Inspired by her liberal arts education at Adelphi

Pajor later said that Adelphi was and continues to provide her with a supportive environment and that her major in philosophy and minor in art history were good preparation for working overseas.

“Philosophy is a difficult major but a wonderful discipline,” she said. While she initially chose it because she heard it would help her get into law school, “… it was the curiosity that kept me rather than it being a means to an end … learning about the big thinkers and asking the big questions and examining how human thought evolved from historical times to now and how it impacted the world.” She said that art history required a lot of memorization, good practice for learning multiple languages.

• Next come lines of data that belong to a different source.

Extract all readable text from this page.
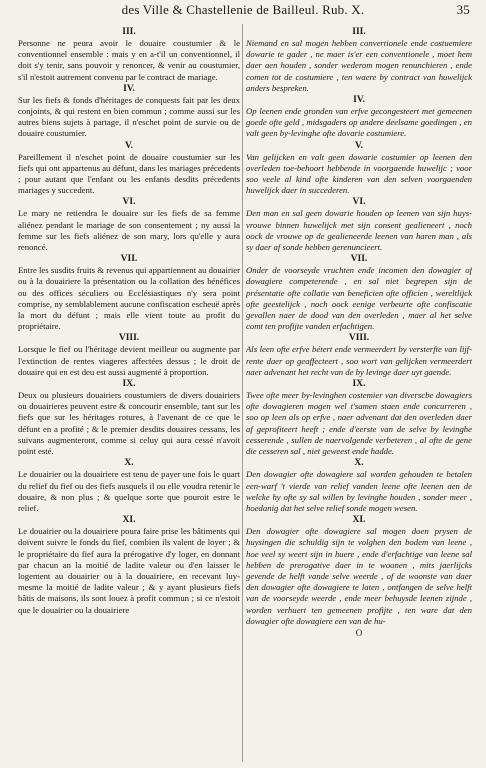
des Ville & Chastellenie de Bailleul. Rub. X.	35
III.

Personne ne peura avoir le douaire coustumier & le conventionnel ensemble : mais y en a-t'il un conventionnel, il doit s'y tenir, sans pouvoir y renoncer, & venir au coustumier, s'il n'estoit autrement convenu par le contract de mariage.

IV.

Sur les fiefs & fonds d'héritages de conquests fait par les deux conjoints, & qui restent en bien commun ; comme aussi sur les autres biens sujets à partage, il n'eschet point de survie ou de douaire coustumier.

V.

Pareillement il n'eschet point de douaire coustumier sur les fiefs qui ont appartenus au défunt, dans les mariages précedents ; pour autant que l'enfant ou les enfants desdits précedents mariages y succedent.

VI.

Le mary ne retiendra le douaire sur les fiefs de sa femme aliénez pendant le mariage de son consentement ; ny aussi la femme sur les fiefs aliénez de son mary, lors qu'elle y aura renoncé.

VII.

Entre les susdits fruits & revenus qui appartiennent au douairier ou à la douairiere la présentation ou la collation des bénéfices ou des offices séculiers ou Ecclésiastiques n'y sera point comprise, ny semblablement aucune confiscation escheuë après la mort du défunt ; mais elle vient toute au profit du propriétaire.

VIII.

Lorsque le fief ou l'héritage devient meilleur ou augmente par l'extinction de rentes viageres affectées dessus ; le droit de douaire qui en est deu est aussi augmenté à proportion.

IX.

Deux ou plusieurs douairiers coustumiers de divers douairiers ou douairieres peuvent estre & concourir ensemble, tant sur les fiefs que sur les héritages rotures, à l'avenant de ce que le défunt en a profité ; & le premier desdits douaires cessans, les suivans augmenteront, comme si celuy qui aura cessé n'avoit point esté.

X.

Le douairier ou la douairiere est tenu de payer une fois le quart du relief du fief ou des fiefs ausquels il ou elle voudra retenir le douaire, & non plus ; & quelque sorte que pouroit estre le relief.

XI.

Le douairier ou la douairiere poura faire prise les bâtiments qui doivent suivre le fonds du fief, combien ils valent de loyer ; & le propriétaire du fief aura la prérogative d'y loger, en donnant par chacun an la moitié de ladite valeur ou d'en laisser le logement au douairier ou à la douairiere, en recevant luy-mesme la moitié de ladite valeur ; & y ayant plusieurs fiefs bâtis de maisons, ils sont louez à profit commun ; si ce n'estoit que le douairier ou la douairiere

III.

Niemand en sal mogen hebben convertionele ende costuemiere dowarie te gader , ne maer is'er een conventionele , moet hem daer aen houden , sonder wederom mogen renunchieren , ende comen tot de costumiere , ten waere by contract van huwelijck anders bespreken.

IV.

Op leenen ende gronden van erfve gecongesteert met gemeenen goede ofte geld , midsgaders op andere deelsame goedingen , en valt geen by-levinghe ofte dovarie costumiere.

V.

Van gelijcken en valt geen dowarie costumier op leenen den overleden toe-behoort hebbende in voorgaende huwelijc ; voor soo veele al kind ofte kinderen van den selven voorgaenden huwelijck daer in succederen.

VI.

Den man en sal geen dowarie houden op leenen van sijn huys-vrouwe binnen huwelijck met sijn consent gealieneert , noch oock de vrouwe op de gealieneerde leenen van haren man , als sy daer af sonde hebben gerenuncieert.

VII.

Onder de voorseyde vruchten ende incomen den dowagier of dowagiere competerende , en sal niet begrepen sijn de présentatie ofte collatie van beneficien ofte officien , wereltlijck ofte geestelijck , noch oock eenige verbeurte ofte confiscatie gevallen naer de dood van den overleden , maer al het selve comt ten profijte vanden erfachtigen.

VIII.

Als leen ofte erfve bétert ende vermeerdert by versterfte van lijf-rente daer op geaffecteert , soo wort van gelijcken vermeerdert naer advenant het recht van de by levinge daer uyt gaende.

IX.

Twee ofte meer by-levinghen costemier van diverscbe dowagiers ofte dowagieren mogen wel t'samen staen ende concurreren , soo op leen als op erfve , naer advenant dat den overleden daer af geprofiteert heeft ; ende d'eerste van de selve by levinghe cesserende , sullen de naervolgende verbeteren , al ofte de gene die cesseren sal , niet geweest ende hadde.

X.

Den dowagier ofte dowagiere sal worden gehouden te betalen een-warf 't vierde van relief vanden leene ofte leenen aen de welcke hy ofte sy sal willen by levinghe houden , sonder meer , hoedanig dat het selve relief sonde mogen wesen.

XI.

Den dowagier ofte dowagiere sal mogen doen prysen de huysingen die schuldig sijn te volghen den bodem van leene , hoe veel sy weert sijn in huere , ende d'erfachtige van leene sal hebben de prerogative daer in te woonen , mits jaerlijcks gevende de helft vande selve weerde , of de woonste van daer den dowagier ofte dowagiere te laten , ontfangen de selve helft van de voorseyde weerde , ende meer behuysde leenen zijnde , worden verhuert ten gemeenen profijte , ten ware dat den dowagier ofte dowagiere een van de hu-

O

Pajor has stayed connected with many of her professors, including her adviser, Shawn Kaplan, PhD, associate professor of philosophy. “The rigor he expected of his students helped me develop intellectually,” she said. She appreciated the way Dr. Kaplan engaged his students outside class, sometimes bringing students together to watch discussion-worthy films, have pizza and then “talk about the film until the conversation was done,” not something that could be confined to the time limits of a typical class.

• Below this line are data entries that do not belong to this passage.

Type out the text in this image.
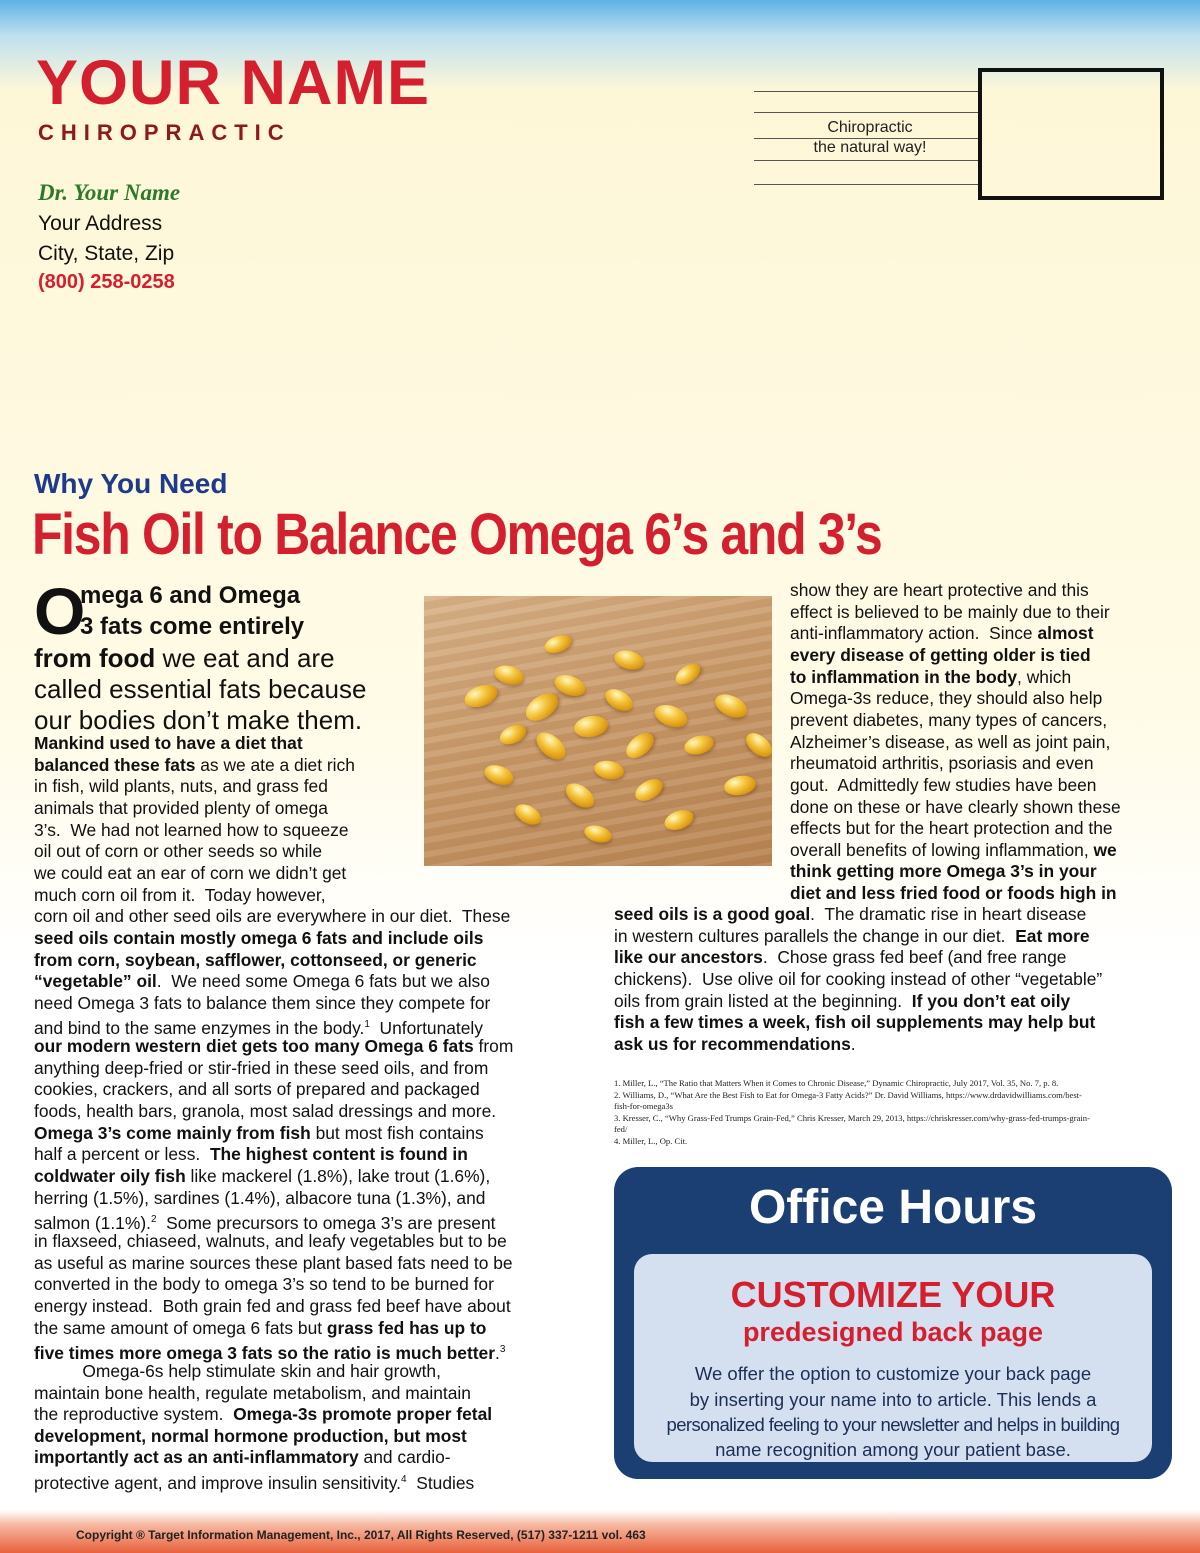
YOUR NAME
CHIROPRACTIC
Dr. Your Name
Your Address
City, State, Zip
(800) 258-0258
Chiropractic
the natural way!
Why You Need
Fish Oil to Balance Omega 6’s and 3’s
O
mega 6 and Omega
3 fats come entirely
from food we eat and are
called essential fats because
our bodies don’t make them.
Mankind used to have a diet that
balanced these fats as we ate a diet rich
in fish, wild plants, nuts, and grass fed
animals that provided plenty of omega
3’s.  We had not learned how to squeeze
oil out of corn or other seeds so while
we could eat an ear of corn we didn’t get
much corn oil from it.  Today however,
corn oil and other seed oils are everywhere in our diet.  These
seed oils contain mostly omega 6 fats and include oils
from corn, soybean, safflower, cottonseed, or generic
“vegetable” oil.  We need some Omega 6 fats but we also
need Omega 3 fats to balance them since they compete for
and bind to the same enzymes in the body.$^1$  Unfortunately
our modern western diet gets too many Omega 6 fats from
anything deep-fried or stir-fried in these seed oils, and from
cookies, crackers, and all sorts of prepared and packaged
foods, health bars, granola, most salad dressings and more.
Omega 3’s come mainly from fish but most fish contains
half a percent or less.  The highest content is found in
coldwater oily fish like mackerel (1.8%), lake trout (1.6%),
herring (1.5%), sardines (1.4%), albacore tuna (1.3%), and
salmon (1.1%).$^2$  Some precursors to omega 3’s are present
in flaxseed, chiaseed, walnuts, and leafy vegetables but to be
as useful as marine sources these plant based fats need to be
converted in the body to omega 3’s so tend to be burned for
energy instead.  Both grain fed and grass fed beef have about
the same amount of omega 6 fats but grass fed has up to
five times more omega 3 fats so the ratio is much better.$^3$
Omega-6s help stimulate skin and hair growth,
maintain bone health, regulate metabolism, and maintain
the reproductive system.  Omega-3s promote proper fetal
development, normal hormone production, but most
importantly act as an anti-inflammatory and cardio-
protective agent, and improve insulin sensitivity.$^4$  Studies
show they are heart protective and this
effect is believed to be mainly due to their
anti-inflammatory action.  Since almost
every disease of getting older is tied
to inflammation in the body, which
Omega-3s reduce, they should also help
prevent diabetes, many types of cancers,
Alzheimer’s disease, as well as joint pain,
rheumatoid arthritis, psoriasis and even
gout.  Admittedly few studies have been
done on these or have clearly shown these
effects but for the heart protection and the
overall benefits of lowing inflammation, we
think getting more Omega 3’s in your
diet and less fried food or foods high in
seed oils is a good goal.  The dramatic rise in heart disease
in western cultures parallels the change in our diet.  Eat more
like our ancestors.  Chose grass fed beef (and free range
chickens).  Use olive oil for cooking instead of other “vegetable”
oils from grain listed at the beginning.  If you don’t eat oily
fish a few times a week, fish oil supplements may help but
ask us for recommendations.
1. Miller, L., “The Ratio that Matters When it Comes to Chronic Disease,” Dynamic Chiropractic, July 2017, Vol. 35, No. 7, p. 8.
2. Williams, D., “What Are the Best Fish to Eat for Omega-3 Fatty Acids?” Dr. David Williams, https://www.drdavidwilliams.com/best-
fish-for-omega3s
3. Kresser, C., “Why Grass-Fed Trumps Grain-Fed,” Chris Kresser, March 29, 2013, https://chriskresser.com/why-grass-fed-trumps-grain-
fed/
4. Miller, L., Op. Cit.
Office Hours
CUSTOMIZE YOUR
predesigned back page
We offer the option to customize your back page
by inserting your name into to article. This lends a
personalized feeling to your newsletter and helps in building
name recognition among your patient base.
Copyright ® Target Information Management, Inc., 2017, All Rights Reserved, (517) 337-1211 vol. 463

And, of course, she’s stayed connected to Dr. Haas, even video chatting with him from Poland. “There are so many things I can speak to [about him],” she said, citing how he lets students choose articles from periodicals like The New Yorker and then lead the classroom discussion. “You get to learn about so many different topics but also the people in the room and what they’re passionate about. His presentation style is so open and welcoming, not about ‘Did you do the reading?’ but the essence of the issue and meandering asides that are interesting and relevant. Every time I talk to him, I leave with a list of books, movies and radio shows that he recommends.”

While her path hasn’t been a straight one, she says there are plenty of opportunities for career growth with INGOs like Oxfam, “… whether it’s continued deployment or work at headquarters or specific teams. There’s unfortunately no shortage of humanitarian issues around the world.”